The hot soup felt good going down. There is something about chicken noodle soup that is soothing—good comfort food. It made her relax.
Diane was surprised to hear what a rat Dr. Keith was. No wonder he was feeling so guilty when he approached her the other day. He should have been feeling guilty. The little pissant Blake Stanton could have had it in his mind to shoot her.
Frank came out with his pizza and Coke—the foundation of the food pyramid as far as he was concerned—and as they ate, she told him about Dr. Keith and his connection to Blake Stanton.
“Keith, your neighbor? The one who feeds the ducks?” said Frank.
“That’s the one. You never know how people really are. Unless you told me, I’d have never guessed you know how to play the accordion.”
“I know, and who would ever guess that you enjoy hanging over bottomless pits on the end of a rope?” said Frank.
They talked about Star and her grades. So far, she was making good enough grades to earn her trip to Paris.
“She’s even doing pretty well in math,” said Frank. He was very proud, since that was his best subject.
Star’s good grades were a relief. Diane finished eating and put her empty soup bowl on the coffee table.
“I need to call Ruby Torkel,” she said.
“Why don’t you lie down and rest a few minutes? You just got out of the hospital and if I remember correctly, the doctor told you to rest.”

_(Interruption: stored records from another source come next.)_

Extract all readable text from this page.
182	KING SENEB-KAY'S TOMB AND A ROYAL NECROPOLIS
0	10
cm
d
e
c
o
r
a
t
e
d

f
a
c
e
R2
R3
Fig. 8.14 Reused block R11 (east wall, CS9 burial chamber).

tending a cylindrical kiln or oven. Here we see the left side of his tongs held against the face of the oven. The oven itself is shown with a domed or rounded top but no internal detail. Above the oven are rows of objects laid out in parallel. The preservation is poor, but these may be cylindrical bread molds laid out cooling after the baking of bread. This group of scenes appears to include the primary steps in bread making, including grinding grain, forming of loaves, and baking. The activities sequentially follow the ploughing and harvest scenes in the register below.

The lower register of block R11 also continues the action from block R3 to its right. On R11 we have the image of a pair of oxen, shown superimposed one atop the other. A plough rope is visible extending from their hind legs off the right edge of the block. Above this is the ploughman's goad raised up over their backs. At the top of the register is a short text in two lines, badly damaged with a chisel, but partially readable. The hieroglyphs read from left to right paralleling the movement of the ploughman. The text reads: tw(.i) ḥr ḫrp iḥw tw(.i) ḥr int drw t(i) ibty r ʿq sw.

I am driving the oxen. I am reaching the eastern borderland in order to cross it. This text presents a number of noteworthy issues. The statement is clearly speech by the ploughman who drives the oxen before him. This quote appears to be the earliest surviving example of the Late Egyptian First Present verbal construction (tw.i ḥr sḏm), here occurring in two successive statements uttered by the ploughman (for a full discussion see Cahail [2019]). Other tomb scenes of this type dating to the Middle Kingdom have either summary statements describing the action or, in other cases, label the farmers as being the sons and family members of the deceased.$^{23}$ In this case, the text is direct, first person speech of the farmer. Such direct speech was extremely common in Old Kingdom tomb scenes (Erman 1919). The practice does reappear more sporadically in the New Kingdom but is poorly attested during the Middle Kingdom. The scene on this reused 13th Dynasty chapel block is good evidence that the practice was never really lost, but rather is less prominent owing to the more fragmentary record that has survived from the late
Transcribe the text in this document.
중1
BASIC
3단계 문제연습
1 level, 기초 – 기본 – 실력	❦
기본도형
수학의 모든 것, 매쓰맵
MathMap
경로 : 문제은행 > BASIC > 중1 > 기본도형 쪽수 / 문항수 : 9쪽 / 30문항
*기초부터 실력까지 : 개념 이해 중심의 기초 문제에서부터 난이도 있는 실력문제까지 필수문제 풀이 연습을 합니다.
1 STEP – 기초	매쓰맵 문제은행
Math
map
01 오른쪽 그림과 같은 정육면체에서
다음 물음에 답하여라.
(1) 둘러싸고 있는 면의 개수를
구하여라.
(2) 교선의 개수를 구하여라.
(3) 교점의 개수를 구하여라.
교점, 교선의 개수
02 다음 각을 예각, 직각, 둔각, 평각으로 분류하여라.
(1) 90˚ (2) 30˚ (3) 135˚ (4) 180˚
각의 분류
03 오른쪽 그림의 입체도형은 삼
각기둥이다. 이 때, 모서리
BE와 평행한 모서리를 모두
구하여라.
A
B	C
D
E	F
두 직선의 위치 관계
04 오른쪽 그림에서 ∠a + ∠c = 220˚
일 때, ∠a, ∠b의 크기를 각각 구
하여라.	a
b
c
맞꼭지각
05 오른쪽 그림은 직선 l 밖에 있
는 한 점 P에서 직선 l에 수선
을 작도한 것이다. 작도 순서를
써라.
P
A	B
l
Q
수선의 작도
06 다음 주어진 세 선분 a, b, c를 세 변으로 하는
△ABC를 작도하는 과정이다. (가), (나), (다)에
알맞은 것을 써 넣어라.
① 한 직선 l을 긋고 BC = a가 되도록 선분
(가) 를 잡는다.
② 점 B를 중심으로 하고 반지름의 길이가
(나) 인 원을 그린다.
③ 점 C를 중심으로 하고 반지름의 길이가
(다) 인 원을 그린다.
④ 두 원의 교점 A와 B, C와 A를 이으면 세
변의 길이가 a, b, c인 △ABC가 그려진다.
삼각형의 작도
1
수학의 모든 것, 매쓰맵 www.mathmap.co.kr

“I’m resting now.” She pointed to the throw across her lap as if that was clear indication she was in rest mode. “I’m just going to make a few phone calls.”
She was interrupted by Frank’s cell. He fished in his inside pocket and looked at the display.
“Work,” he said as he answered it.
“Duncan here,” he said.
“Now?” he asked
“OK.” He flipped the phone closed.
“It’s the Rosewood case I mentioned. I have to take care of some stuff. I suppose it would be demeaning of me to ask if you’ll be OK by yourself?”
“Yes, it would. I’m a law enforcement professional. Plus, I have connections with influential people,” she said smiling, and put a finger through a belt loop on his trousers.
He leaned down and kissed her on the ear, which produced an instant shiver in her.
“I’ll be back when I can. I expect to find you here resting under your zebra blanket.”
Frank took another swallow of Coke and left, telling Diane again that she’d better be good and take a nap.
As soon as he was out the door, she called the hotel where Juliet and her grandmother were staying. The number was busy. She lay back and closed her eyes for a few moments. Her head throbbed, but the pain seemed to be coming more from the cut than from her concussion. She decided not to take anything for it. She hadn’t even filled the prescription the doctor gave her. After a few minutes she opened her eyes and tried the number again. Still busy.